BCQuality: An agentic vision for AL development

BCQuality

At Directions NA, Microsoft laid out its vision for the future of Business Central development. As you might expect, it’s an agentic one. The role of an AL developer is moving toward an agentic workflow — how far and how fast will depend on many factors, but the direction is clear. One of the first concrete steps in that direction is a repository called BCQuality, and the description on the repo sums it up well: «Quality skills and knowledge for Business Central development. The shared bar for humans and agents alike.»

At first glance it looks like another best-practices repository. 99 knowledge files in the Microsoft layer, 14 more in the community layer, 4 global skills (1 entry-point and 3 meta-skill contracts), 7 review skills.

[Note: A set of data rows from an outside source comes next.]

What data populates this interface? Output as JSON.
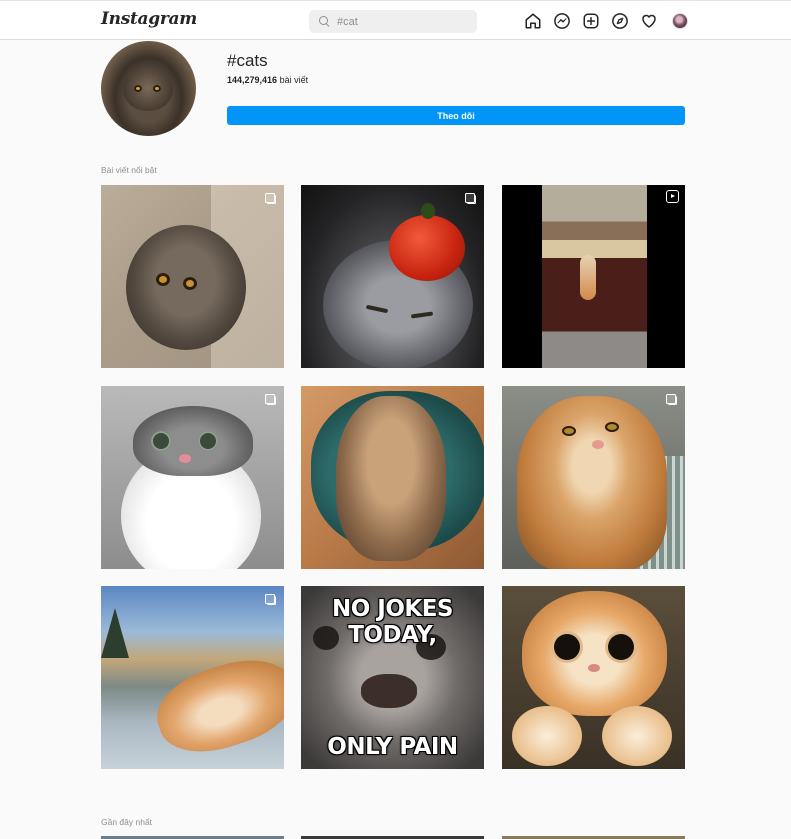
{
  "header": {
    "logo": "Instagram",
    "search": {
      "placeholder": "#cat"
    }
  },
  "nav_icons": [
    "home-icon",
    "messenger-icon",
    "new-post-icon",
    "explore-icon",
    "activity-heart-icon",
    "profile-avatar"
  ],
  "tag": {
    "title": "#cats",
    "post_count": "144,279,416",
    "post_suffix": " bài viết",
    "follow_label": "Theo dõi"
  },
  "sections": {
    "top": "Bài viết nổi bật",
    "recent": "Gần đây nhất"
  },
  "posts": [
    {
      "subject": "wet grey persian cat",
      "badge": "multi-icon"
    },
    {
      "subject": "grey cat with tomato on head",
      "badge": "multi-icon"
    },
    {
      "subject": "cat on bakery counter video",
      "badge": "reel-icon"
    },
    {
      "subject": "white and grey kitten looking up",
      "badge": "multi-icon"
    },
    {
      "subject": "tabby cat lying on green chair",
      "badge": "none"
    },
    {
      "subject": "ginger cat selfie",
      "badge": "multi-icon"
    },
    {
      "subject": "ginger cat in frosty grass",
      "badge": "multi-icon"
    },
    {
      "subject": "cat meme",
      "badge": "none",
      "meme_top": "NO JOKES TODAY,",
      "meme_bottom": "ONLY PAIN"
    },
    {
      "subject": "ginger cat with big eyes",
      "badge": "none"
    }
  ]
}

Nothing could be further from the truth — there’s much more to it, and it’s interesting in ways that aren’t obvious from the inventory.

As you read through it, what stands out is not the inventory itself but the logic the maintainers use to decide what gets in and what stays out. That logic is worth understanding because it shapes everything else.

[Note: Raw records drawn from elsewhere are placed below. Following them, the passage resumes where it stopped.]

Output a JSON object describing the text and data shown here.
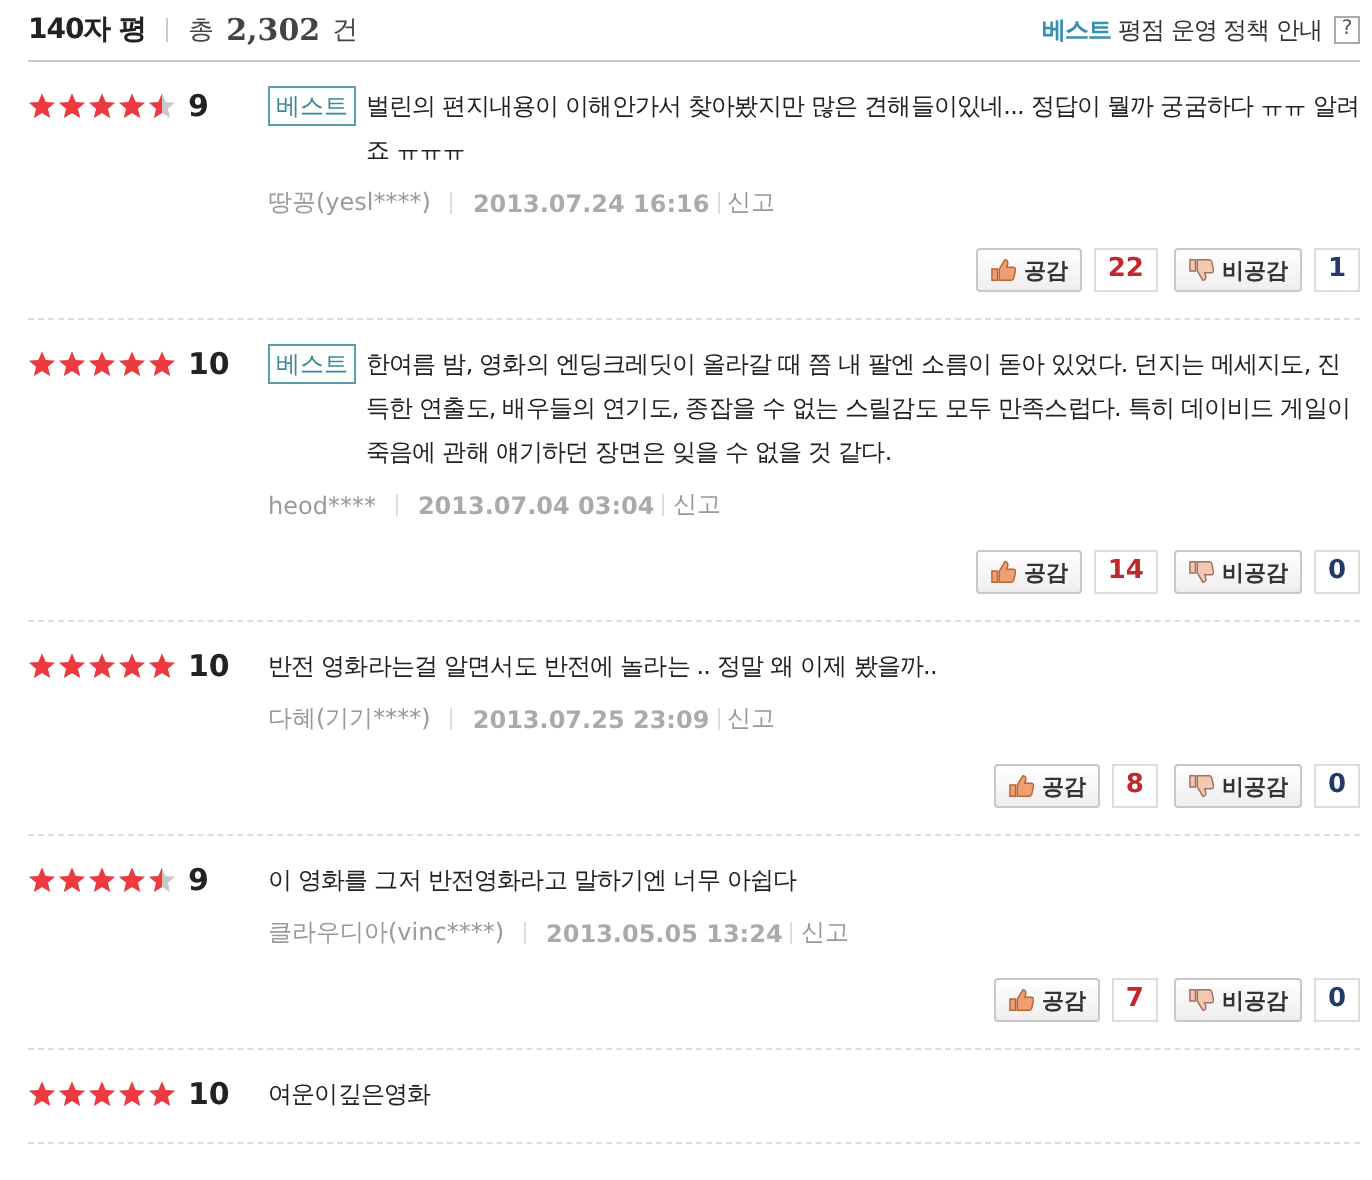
{
  "header": {
    "title": "140자 평",
    "total_prefix": "총",
    "total": "2,302",
    "total_suffix": "건",
    "policy_best": "베스트",
    "policy_text": "평점 운영 정책 안내",
    "help": "?"
  },
  "reviews": [
    {
      "stars": 4.5,
      "score": "9",
      "best": true,
      "best_label": "베스트",
      "text": "벌린의 편지내용이 이해안가서 찾아봤지만 많은 견해들이있네... 정답이 뭘까 궁굼하다 ㅠㅠ 알려죠 ㅠㅠㅠ",
      "author": "땅꽁(yesl****)",
      "date": "2013.07.24 16:16",
      "report": "신고",
      "agree": "공감",
      "agree_count": "22",
      "disagree": "비공감",
      "disagree_count": "1"
    },
    {
      "stars": 5,
      "score": "10",
      "best": true,
      "best_label": "베스트",
      "text": "한여름 밤, 영화의 엔딩크레딧이 올라갈 때 쯤 내 팔엔 소름이 돋아 있었다. 던지는 메세지도, 진득한 연출도, 배우들의 연기도, 종잡을 수 없는 스릴감도 모두 만족스럽다. 특히 데이비드 게일이 죽음에 관해 얘기하던 장면은 잊을 수 없을 것 같다.",
      "author": "heod****",
      "date": "2013.07.04 03:04",
      "report": "신고",
      "agree": "공감",
      "agree_count": "14",
      "disagree": "비공감",
      "disagree_count": "0"
    },
    {
      "stars": 5,
      "score": "10",
      "best": false,
      "text": "반전 영화라는걸 알면서도 반전에 놀라는 .. 정말 왜 이제 봤을까..",
      "author": "다혜(기기****)",
      "date": "2013.07.25 23:09",
      "report": "신고",
      "agree": "공감",
      "agree_count": "8",
      "disagree": "비공감",
      "disagree_count": "0"
    },
    {
      "stars": 4.5,
      "score": "9",
      "best": false,
      "text": "이 영화를 그저 반전영화라고 말하기엔 너무 아쉽다",
      "author": "클라우디아(vinc****)",
      "date": "2013.05.05 13:24",
      "report": "신고",
      "agree": "공감",
      "agree_count": "7",
      "disagree": "비공감",
      "disagree_count": "0"
    },
    {
      "stars": 5,
      "score": "10",
      "best": false,
      "text": "여운이깊은영화"
    }
  ]
}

Disclaimer: the repo says it openly — «Large and potentially breaking changes are expected. Public preview will soon be announced.»

The remedial filter: why BCQuality applies it

BCQuality presents itself as a remedial knowledge base. Let’s pin down what that means.

A remedial knowledge base is a repository of information whose purpose is to remedy — to fix gaps, errors or blind spots in people, teams or processes. It can serve training, technical support, quality assurance or continuous improvement. In general terms, a knowledge base is a structured set of information (rules, guides, solutions, best practices) that can be searched, retrieved and applied systematically. The remedial qualifier adds a specific intent: the content exists to repair, reinforce or close gaps. For example:

reinforcing concepts that were poorly learned,
correcting recurring errors in a process,
remediating common quality issues in how a product is used.

The qualifier matters. The admission rule the maintainers apply isn’t about quantity or relevance — it boils down to one question about how an LLM behaves when you don’t remind it of something:

If this file did not exist, would a modern LLM reviewing or generating BC code make a mistake this file would have prevented?

If the answer is no — because the guidance is generic, or because the model already has the mechanic down — the file doesn’t make it into the repo, no matter how correct or relevant the content is. The rule sounds harsh written like that, but it’s easier to grasp with a couple of examples.

Imagine these two sentences. The first one you’ll find inside BCQuality. The second one you won’t.

«SetLoadFields must be called before filters, not after.»

«Don’t hardcode secrets.»

Both are true and both are good practices. The difference is in how an LLM behaves when you don’t remind it. The second one — «don’t hardcode secrets» — any decent model applies on its own: ask it for a service that calls an API and it gives you back code that reads the credential from a secret store, not a literal in the .al. The first one, by contrast, slips through easily. If you ask the model to reorder code and put SetLoadFields after SetRange because «it reads cleaner that way,» it does so without flinching — and the query plan stops folding the fields the way you expected. Order matters here, but it’s one of those BC runtime details the model doesn’t have nailed down.

That’s the idea behind the remedial filter: include only the knowledge an LLM doesn’t already apply on its own. The README offers more examples in the same vein — contrasting cases that an agent can identify and apply easily.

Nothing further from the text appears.